Integral Inequalities and Error-Certified Candidate Ranking in Computational Protein Design

Abstract

Objective: This chapter aims to develop an applied mathematical framework for computational protein design by integrating integral inequalities, generalized convexity, and error-certified numerical scoring. The main objective is to improve the reliability of pre-experimental candidate prioritization by moving beyond raw model outputs and incorporating explicit error control into numerical evaluation.

Theoretical Framework: The chapter is grounded in generalized convexity theory, continuous performance functionals, and quadrature-based numerical analysis. In particular, s-convexity, tgs-convexity, and trapezoid-, midpoint-, and perturbed-trapezoid-type inequalities provide the theoretical basis for deriving explicit error bounds in candidate scoring.

Method: The method defines continuous score functionals for AI-designed therapeutic protein candidates and evaluates these functionals numerically through quadrature rules. The resulting approximation errors are bounded analytically using theorem-backed integral inequalities. A dysferlinopathy-oriented case study, supported by a Miyoshi myopathy data workbook, is incorporated to summarize public datasets, controlled-access resources, representative variants, and ongoing clinical studies.

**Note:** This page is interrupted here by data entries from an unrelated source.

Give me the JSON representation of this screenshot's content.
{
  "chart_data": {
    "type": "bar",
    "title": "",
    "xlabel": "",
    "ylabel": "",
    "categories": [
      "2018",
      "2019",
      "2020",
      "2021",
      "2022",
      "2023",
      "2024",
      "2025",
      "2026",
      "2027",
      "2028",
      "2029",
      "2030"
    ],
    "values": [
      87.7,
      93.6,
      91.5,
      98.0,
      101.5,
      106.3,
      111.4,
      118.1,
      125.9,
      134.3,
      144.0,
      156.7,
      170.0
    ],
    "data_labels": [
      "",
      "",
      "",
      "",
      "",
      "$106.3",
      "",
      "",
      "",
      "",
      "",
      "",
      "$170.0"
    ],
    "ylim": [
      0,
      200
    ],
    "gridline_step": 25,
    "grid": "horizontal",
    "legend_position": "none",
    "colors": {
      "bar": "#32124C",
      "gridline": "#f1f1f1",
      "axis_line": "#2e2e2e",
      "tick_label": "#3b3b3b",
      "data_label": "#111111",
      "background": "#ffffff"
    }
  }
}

Results and Discussion: The findings indicate that candidate ranking based solely on numerical scores may be unreliable when quadrature error is ignored. By introducing a certification layer, the proposed framework yields a more robust and analytically defensible ranking strategy. The case study demonstrates the practical relevance of certified ranking for closely competing therapeutic binder candidates.

Research Implications: The framework offers a transferable methodology for trustworthy AIassisted therapeutic design and may inform future studies in computational biology, numerical optimization, and intelligent decision-support systems.

Originality/Value: This chapter contributes to the literature by combining computational protein design with generalized-convexity-based error certification. Its originality lies in transforming numerical candidate scoring into a mathematically certified ranking process, thereby strengthening the reliability of computational therapeutic prioritization.